This article originally appeared in Deseret News on September 30, 2025.
Utah is on the verge of becoming the West’s energy powerhouse. As the home of one of the largest solar-and-battery projects in the nation, with plans to host a first-of-its-kind nuclear facility, the state is proving that it can build. Gov. Spencer Cox’s “Operation Gigawatt” initiative aims to double Utah’s energy production. But that’s only half the battle; successfully delivering that power across Utah and other Western states is the other half.
Across the country, the grid is riddled with bottlenecks that block power from flowing where it’s needed most. In the West, vast distances between rural energy resources and booming cities compound the problem.
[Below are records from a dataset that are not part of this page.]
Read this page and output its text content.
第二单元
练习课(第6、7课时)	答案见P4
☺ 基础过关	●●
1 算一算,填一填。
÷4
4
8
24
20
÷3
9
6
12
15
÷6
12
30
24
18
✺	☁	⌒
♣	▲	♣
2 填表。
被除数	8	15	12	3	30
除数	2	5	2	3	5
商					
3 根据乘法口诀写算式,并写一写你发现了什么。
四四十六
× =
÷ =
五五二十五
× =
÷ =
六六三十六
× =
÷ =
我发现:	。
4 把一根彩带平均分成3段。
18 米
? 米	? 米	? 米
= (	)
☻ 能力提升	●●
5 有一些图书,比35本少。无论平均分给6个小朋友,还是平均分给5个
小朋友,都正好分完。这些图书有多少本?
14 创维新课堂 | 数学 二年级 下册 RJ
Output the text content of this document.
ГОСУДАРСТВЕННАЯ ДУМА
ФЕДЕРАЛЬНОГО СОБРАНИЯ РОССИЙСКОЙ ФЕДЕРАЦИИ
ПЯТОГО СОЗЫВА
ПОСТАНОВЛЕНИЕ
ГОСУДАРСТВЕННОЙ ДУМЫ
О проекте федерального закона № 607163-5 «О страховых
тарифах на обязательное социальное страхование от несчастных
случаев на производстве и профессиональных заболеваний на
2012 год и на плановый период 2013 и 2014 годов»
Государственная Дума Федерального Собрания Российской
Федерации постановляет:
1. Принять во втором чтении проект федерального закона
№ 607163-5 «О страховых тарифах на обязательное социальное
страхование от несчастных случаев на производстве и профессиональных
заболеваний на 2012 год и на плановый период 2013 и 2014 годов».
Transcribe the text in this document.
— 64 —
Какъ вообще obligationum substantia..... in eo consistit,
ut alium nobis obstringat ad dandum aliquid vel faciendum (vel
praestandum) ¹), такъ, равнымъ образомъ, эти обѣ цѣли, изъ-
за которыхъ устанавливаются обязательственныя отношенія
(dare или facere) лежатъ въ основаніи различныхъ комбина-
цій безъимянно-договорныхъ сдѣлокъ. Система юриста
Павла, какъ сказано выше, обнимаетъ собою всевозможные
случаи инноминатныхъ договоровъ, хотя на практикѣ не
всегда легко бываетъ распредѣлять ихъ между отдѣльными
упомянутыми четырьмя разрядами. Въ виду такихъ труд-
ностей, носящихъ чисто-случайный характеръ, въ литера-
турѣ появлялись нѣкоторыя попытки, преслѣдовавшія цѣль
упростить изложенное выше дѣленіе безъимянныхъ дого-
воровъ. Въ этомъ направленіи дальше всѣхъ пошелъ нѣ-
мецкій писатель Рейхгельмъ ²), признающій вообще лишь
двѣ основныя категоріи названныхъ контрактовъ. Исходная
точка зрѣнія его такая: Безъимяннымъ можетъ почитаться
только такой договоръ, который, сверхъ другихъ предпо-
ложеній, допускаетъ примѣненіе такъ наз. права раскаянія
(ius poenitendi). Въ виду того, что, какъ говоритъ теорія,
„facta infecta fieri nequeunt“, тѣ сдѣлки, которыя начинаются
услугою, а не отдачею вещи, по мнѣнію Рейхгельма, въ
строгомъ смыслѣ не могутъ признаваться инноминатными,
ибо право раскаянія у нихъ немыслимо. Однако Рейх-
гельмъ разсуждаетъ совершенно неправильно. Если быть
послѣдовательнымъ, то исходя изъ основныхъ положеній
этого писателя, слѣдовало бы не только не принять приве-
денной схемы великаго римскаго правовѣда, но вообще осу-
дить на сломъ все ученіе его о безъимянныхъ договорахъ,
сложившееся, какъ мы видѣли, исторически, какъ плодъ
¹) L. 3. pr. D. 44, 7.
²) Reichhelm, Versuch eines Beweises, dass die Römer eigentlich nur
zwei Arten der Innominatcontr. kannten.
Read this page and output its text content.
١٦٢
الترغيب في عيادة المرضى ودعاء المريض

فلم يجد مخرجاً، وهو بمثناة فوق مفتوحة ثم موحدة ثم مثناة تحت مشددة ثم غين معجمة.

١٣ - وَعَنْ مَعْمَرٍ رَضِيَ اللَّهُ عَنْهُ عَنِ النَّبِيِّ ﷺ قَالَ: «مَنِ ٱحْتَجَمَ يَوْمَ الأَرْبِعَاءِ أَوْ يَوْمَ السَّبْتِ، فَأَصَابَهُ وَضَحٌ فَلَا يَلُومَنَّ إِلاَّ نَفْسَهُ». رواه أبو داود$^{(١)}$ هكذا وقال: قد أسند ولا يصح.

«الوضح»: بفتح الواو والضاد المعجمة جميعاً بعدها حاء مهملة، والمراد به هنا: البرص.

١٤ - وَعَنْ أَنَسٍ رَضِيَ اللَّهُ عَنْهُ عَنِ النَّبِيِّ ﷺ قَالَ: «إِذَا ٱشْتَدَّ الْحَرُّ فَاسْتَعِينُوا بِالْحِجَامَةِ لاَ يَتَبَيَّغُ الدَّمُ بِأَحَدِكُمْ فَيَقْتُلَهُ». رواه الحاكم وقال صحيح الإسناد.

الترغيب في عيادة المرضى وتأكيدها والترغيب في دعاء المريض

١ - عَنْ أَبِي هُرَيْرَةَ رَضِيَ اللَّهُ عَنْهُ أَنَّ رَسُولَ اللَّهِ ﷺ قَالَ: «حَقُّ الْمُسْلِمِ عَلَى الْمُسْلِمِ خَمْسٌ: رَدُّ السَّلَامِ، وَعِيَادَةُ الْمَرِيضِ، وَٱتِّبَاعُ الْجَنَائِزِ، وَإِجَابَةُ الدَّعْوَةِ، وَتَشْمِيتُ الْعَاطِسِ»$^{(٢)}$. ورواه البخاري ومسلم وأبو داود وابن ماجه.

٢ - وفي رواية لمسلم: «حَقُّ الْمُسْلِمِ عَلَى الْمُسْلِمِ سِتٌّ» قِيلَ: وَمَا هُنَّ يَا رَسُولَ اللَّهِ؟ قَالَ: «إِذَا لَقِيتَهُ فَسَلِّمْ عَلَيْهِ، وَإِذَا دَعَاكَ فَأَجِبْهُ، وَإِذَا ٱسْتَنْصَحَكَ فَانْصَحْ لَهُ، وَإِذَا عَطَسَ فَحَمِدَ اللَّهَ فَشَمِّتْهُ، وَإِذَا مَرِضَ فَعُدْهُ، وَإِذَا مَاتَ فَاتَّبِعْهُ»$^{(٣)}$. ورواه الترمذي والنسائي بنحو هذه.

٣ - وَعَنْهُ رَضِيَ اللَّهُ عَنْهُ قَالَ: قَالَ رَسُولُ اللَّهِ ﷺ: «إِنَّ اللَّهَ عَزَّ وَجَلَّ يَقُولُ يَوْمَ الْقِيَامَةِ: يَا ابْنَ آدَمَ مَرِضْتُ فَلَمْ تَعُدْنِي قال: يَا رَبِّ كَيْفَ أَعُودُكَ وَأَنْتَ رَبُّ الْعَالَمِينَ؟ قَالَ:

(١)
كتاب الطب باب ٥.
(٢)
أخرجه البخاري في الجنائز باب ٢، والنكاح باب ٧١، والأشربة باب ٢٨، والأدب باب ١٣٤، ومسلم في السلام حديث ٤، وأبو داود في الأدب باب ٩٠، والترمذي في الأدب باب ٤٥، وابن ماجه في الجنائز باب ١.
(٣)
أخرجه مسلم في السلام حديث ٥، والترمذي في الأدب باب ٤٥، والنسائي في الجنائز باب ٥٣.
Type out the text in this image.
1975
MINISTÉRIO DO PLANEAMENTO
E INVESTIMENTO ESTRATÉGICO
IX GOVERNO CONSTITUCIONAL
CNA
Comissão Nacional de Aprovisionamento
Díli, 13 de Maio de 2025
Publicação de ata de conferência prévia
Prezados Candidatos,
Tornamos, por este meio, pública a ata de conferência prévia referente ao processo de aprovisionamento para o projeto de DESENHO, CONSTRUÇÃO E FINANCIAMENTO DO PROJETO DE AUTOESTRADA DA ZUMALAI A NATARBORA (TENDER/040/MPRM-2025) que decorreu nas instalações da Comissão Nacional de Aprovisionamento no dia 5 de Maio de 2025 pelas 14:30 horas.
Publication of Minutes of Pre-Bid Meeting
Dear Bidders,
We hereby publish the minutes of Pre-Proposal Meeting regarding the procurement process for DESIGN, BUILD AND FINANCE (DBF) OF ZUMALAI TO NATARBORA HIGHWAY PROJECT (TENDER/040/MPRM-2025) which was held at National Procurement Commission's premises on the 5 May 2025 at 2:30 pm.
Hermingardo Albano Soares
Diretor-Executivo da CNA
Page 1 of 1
And looming demand, from AI data centers to reshoring factories, asks more of our transmission system.
But there’s a solution, and it starts with states working together.
Two decades ago, a bipartisan group of governors led a coalition of eleven Midwestern utilities to coordinate the buildout of the Midcontinent Independent System Operator (MISO) transmission system — a regional transmission network that aimed to cut costs, boost reliability, ensure resource adequacy and fuel economic growth. MISO, the regional grid operator, provided a centralized platform to plan, advocate for and execute this buildout.
That same playbook can work in the West, and Gov. Cox is already laying the groundwork as chair of the Western Governors’ Association (WGA).